The five-year survival rate is a type of survival rate for estimating the prognosis of a particular disease, normally calculated from the point of diagnosis.  Lead time bias from earlier diagnosis can affect interpretation of the five-year survival rate.

There are absolute and relative survival rates, but the latter are more useful and commonly used.

Relative and absolute rates
Five-year relative survival rates are more commonly cited in cancer statistics. Five-year absolute survival rates may sometimes also be cited.
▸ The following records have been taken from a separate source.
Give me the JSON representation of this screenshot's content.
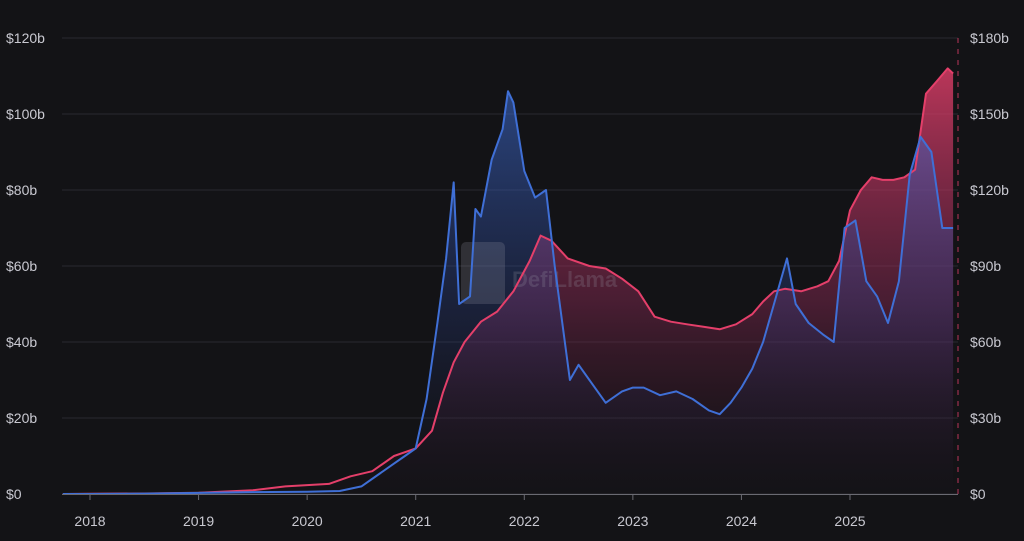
{
  "watermark": {
    "text": "DefiLlama"
  },
  "chart_data": {
    "type": "area",
    "title": "",
    "xlabel": "",
    "ylabel": "",
    "grid": true,
    "legend": "none",
    "x_ticks": [
      "2018",
      "2019",
      "2020",
      "2021",
      "2022",
      "2023",
      "2024",
      "2025"
    ],
    "y_left": {
      "range": [
        0,
        120
      ],
      "ticks": [
        0,
        20,
        40,
        60,
        80,
        100,
        120
      ],
      "tick_labels": [
        "$0",
        "$20b",
        "$40b",
        "$60b",
        "$80b",
        "$100b",
        "$120b"
      ]
    },
    "y_right": {
      "range": [
        0,
        180
      ],
      "ticks": [
        0,
        30,
        60,
        90,
        120,
        150,
        180
      ],
      "tick_labels": [
        "$0",
        "$30b",
        "$60b",
        "$90b",
        "$120b",
        "$150b",
        "$180b"
      ]
    },
    "series": [
      {
        "axis": "left",
        "color": "#3f6fd6",
        "x": [
          2017.75,
          2018.0,
          2018.5,
          2019.0,
          2019.5,
          2020.0,
          2020.3,
          2020.5,
          2020.65,
          2020.8,
          2020.9,
          2021.0,
          2021.1,
          2021.2,
          2021.28,
          2021.35,
          2021.4,
          2021.5,
          2021.55,
          2021.6,
          2021.7,
          2021.8,
          2021.85,
          2021.9,
          2022.0,
          2022.1,
          2022.2,
          2022.28,
          2022.35,
          2022.42,
          2022.5,
          2022.6,
          2022.75,
          2022.9,
          2023.0,
          2023.1,
          2023.25,
          2023.4,
          2023.55,
          2023.7,
          2023.8,
          2023.9,
          2024.0,
          2024.1,
          2024.2,
          2024.3,
          2024.42,
          2024.5,
          2024.62,
          2024.75,
          2024.85,
          2024.95,
          2025.05,
          2025.15,
          2025.25,
          2025.35,
          2025.45,
          2025.55,
          2025.65,
          2025.75,
          2025.85,
          2025.95
        ],
        "values": [
          0,
          0,
          0.1,
          0.3,
          0.5,
          0.6,
          0.8,
          2,
          5,
          8,
          10,
          12,
          25,
          45,
          62,
          82,
          50,
          52,
          75,
          73,
          88,
          96,
          106,
          103,
          85,
          78,
          80,
          60,
          45,
          30,
          34,
          30,
          24,
          27,
          28,
          28,
          26,
          27,
          25,
          22,
          21,
          24,
          28,
          33,
          40,
          50,
          62,
          50,
          45,
          42,
          40,
          70,
          72,
          56,
          52,
          45,
          56,
          84,
          94,
          90,
          70,
          70
        ]
      },
      {
        "axis": "right",
        "color": "#e43f6a",
        "x": [
          2017.75,
          2018.0,
          2018.5,
          2019.0,
          2019.5,
          2019.8,
          2020.0,
          2020.2,
          2020.4,
          2020.6,
          2020.8,
          2021.0,
          2021.15,
          2021.25,
          2021.35,
          2021.45,
          2021.6,
          2021.75,
          2021.9,
          2022.05,
          2022.15,
          2022.25,
          2022.4,
          2022.6,
          2022.75,
          2022.9,
          2023.05,
          2023.2,
          2023.35,
          2023.5,
          2023.65,
          2023.8,
          2023.95,
          2024.1,
          2024.2,
          2024.3,
          2024.4,
          2024.55,
          2024.7,
          2024.8,
          2024.9,
          2025.0,
          2025.1,
          2025.2,
          2025.3,
          2025.4,
          2025.5,
          2025.6,
          2025.7,
          2025.8,
          2025.9,
          2025.95
        ],
        "values": [
          0,
          0.1,
          0.2,
          0.5,
          1.5,
          3,
          3.5,
          4,
          7,
          9,
          15,
          18,
          25,
          40,
          52,
          60,
          68,
          72,
          80,
          92,
          102,
          100,
          93,
          90,
          89,
          85,
          80,
          70,
          68,
          67,
          66,
          65,
          67,
          71,
          76,
          80,
          81,
          80,
          82,
          84,
          92,
          112,
          120,
          125,
          124,
          124,
          125,
          128,
          158,
          163,
          168,
          166
        ]
      }
    ]
  }
}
 Five-year absolute survival rates describe the percentage of patients alive five years after the disease is diagnosed.
 Five-year relative survival rates describe the percentage of patients with a disease alive five years after the disease is diagnosed, divided by the percentage of the general population of corresponding sex and age alive after five years. Typically, cancer five-year relative survival rates are well below 100%, reflecting excess mortality among cancer patients compared to the general population. In contrast to five-year absolute survival rates, five-year relative survival rates may also equal or even exceed 100% if cancer patients have the same or even higher survival rates than the general population. The pattern may occur if cancer patients can generally be cured, or patients diagnosed with cancer have greater socioeconomic wealth or access to medical care than the general population. 
The fact that relative survival rates above 100% were estimated for some groups of patients appears counterintuitive on first view. It is unlikely that occurrence of prostate cancer would increase chances of survival, compared to the general population. A more plausible explanation is that the pattern reflects a selection effect of PSA screening, as screening tests tend to be used less often by socially disadvantaged population groups, who, in general, also have higher mortality.

Uses
Five-year survival rates can be used to compare the effectiveness of treatments. Use of five-year survival statistics is more useful in aggressive diseases that have a shorter life expectancy following diagnosis, such as lung cancer, and less useful in cases with a long life expectancy, such as prostate cancer.

Improvements in rates are sometimes attributed to improvements in diagnosis rather than to improvements in prognosis.

To compare treatments independently from diagnostics, it may be better to consider survival from reaching a certain stage of the disease or its treatment.

Analysis performed against the Surveillance, Epidemiology, and End Results database (SEER) facilitates calculation of five-year survival rates.